West Indies 93 for 3 (Russell 35*, Mustafizur 2-18) beat Bangladesh 143 for 9 (Mahmudullah 35, Williams 4-28) by seven wickets (by DLS method)
Andre Russell's fitness was a matter of concern coming into the T20I series. He was already going through a hamstring niggle. Adding to that were fresh concerns over the condition of his knees. Russell had missed two ODIs last week, but upon coming back, in his favourite format, he roared into form with a match-winning, unbeaten 21-ball 35 in a stiff chase of 91 in 11 overs.
West Indies, who had slipped to 10 for 2 by the second over in a revised chase - Bangladesh had made 143 for 8 before rain came down - waltzed home with 11 balls to spare as a result. After the match, a "bit worried" Russell, who was promoted to No. 3, said that while he wasn't yet 100% fit, he was "happy enough to be playing at probably 95%."
If Russell's knock proved to be the topping, Kesrick Williams' four-for set it up, after Carlos Brathwaite had elected to bowl. The medium pacer varied his lengths and pace on a surface with bounce and carry to finish with a career-best 4 for 28. The wicket of Mushfiqur Rahim was particularly significant, as it came after Bangladesh had launched a swift counter-attack to offset scoreboard pressure at 43 for 4 in the sixth over.
The wicket, though, was superbly set up by Brathwaite, who moved third man square, anticipating Mushfiqur's ramp over the infield. While he managed to find the boundary on one such attempt, a repeat off the next delivery resulted in his downfall in the 10th over. Thereafter, Bangladesh were reliant entirely on Mahmudullah to bail them out, and while he made a sprightly 27-ball 35, lack of support from the others did Bangladesh in.
The stutter began right at the outset, with the wickets of Tamim Iqbal and Soumya Sarkar in the very first over, off Ashley Nurse. Tamim, who was coming into the match having made two centuries in the three-match ODI series, charged down recklessly to be stumped off the first ball, while Soumya was bowled playing back to fullish quicker delivery that skid through to beat the outside edge. This would be Nurse's only over, which Brathwaite later put down to "tactics."
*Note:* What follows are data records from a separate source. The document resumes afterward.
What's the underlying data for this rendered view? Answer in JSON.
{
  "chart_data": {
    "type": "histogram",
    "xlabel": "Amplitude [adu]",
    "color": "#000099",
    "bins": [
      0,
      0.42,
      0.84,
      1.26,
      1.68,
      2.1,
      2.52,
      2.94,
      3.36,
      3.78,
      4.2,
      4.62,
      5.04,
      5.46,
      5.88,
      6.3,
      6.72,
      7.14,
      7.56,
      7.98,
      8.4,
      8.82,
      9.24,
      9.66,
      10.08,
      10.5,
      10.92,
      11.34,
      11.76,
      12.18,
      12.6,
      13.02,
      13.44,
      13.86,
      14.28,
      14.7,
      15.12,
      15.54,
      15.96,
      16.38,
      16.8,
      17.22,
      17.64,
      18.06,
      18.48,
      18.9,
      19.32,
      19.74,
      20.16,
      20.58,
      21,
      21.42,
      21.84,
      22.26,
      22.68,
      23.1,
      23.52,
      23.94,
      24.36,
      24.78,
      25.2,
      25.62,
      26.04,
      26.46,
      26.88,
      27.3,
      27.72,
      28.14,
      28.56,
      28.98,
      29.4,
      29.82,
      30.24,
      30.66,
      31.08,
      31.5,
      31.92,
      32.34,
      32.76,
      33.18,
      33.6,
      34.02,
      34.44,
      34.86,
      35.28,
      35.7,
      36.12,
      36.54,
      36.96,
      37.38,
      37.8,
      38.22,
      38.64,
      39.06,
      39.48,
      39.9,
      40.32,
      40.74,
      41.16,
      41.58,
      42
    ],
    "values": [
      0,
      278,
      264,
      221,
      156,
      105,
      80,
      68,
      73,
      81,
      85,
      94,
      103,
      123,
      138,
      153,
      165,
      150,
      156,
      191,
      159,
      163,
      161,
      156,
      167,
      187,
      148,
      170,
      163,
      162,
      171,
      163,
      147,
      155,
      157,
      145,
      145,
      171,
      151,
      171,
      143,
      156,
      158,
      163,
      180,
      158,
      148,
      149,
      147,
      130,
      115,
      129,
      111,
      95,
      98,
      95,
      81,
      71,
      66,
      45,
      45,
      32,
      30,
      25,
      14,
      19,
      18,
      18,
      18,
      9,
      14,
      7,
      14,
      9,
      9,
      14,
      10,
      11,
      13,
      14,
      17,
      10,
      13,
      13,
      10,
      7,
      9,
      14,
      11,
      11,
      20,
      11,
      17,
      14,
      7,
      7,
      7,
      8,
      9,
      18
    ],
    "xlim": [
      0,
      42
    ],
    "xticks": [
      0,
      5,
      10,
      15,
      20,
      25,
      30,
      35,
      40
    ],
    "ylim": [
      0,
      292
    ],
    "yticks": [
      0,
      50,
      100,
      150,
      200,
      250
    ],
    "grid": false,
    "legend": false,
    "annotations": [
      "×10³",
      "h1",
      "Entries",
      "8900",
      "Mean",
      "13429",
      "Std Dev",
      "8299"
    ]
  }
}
Bangladesh could have so easily been 7 for 3 had Marlon Samuels not shelled a straightforward catch at cover to reprieve Shakib off Russell. This , however, hardly deterred Shakib and Liton Das, who were unafraid to continue playing adventurously. This spell brought Bangladesh 38 runs off 28 balls, before Keemo Paul's raw pace accounted for the pair off successive deliveries in the sixth over.
Liton mistimed a pull to the agile Andre Fletcher at deep square, and Shakib was out to a brilliant catch - yes, that man Kesrick - at third man. Leaping high to catch the ball, Kesrick tossed it back up as the momentum took him over the ropes at third man, and retained composure to catch the ball back once inside the field of play.
This period was followed by a quick 47-run stand between Mushfiqur and Mahmudullah, who fed off Samuel Badree's inconsistency by clouting him for two fours and a six in an 18-run over. This was to be the only passage where Bangladesh showed any signs of batting domination on the night.
Play was then halted by the weather for close to 80 minutes, and when it resumed, West Indies were set 91 off 11 overs, as opposed to their original target of 144 in 20. Mustafizur Rahman pulled things Bangladesh's way immediately by removing Ewin Lewis and Fletcher in a double-wicket maiden second over. But before Bangladesh could even let that sink in, they had to content with Russell's power.
Promoted to No. 3, Russell added 42 with the returning Marlon Samuels, who made an enterprising 13-ball 26 before falling in the sixth over. This hardly affected Russell, as he took on Mustafizur by mowing his slower length ball for six over midwicket and then following it with three fours in an expensive seventh over that went for 18 runs. This wholeheartedly turned the game in West Indies' favour, and they sealed it with Rovman Powell's clean strike over long-on in the 10th.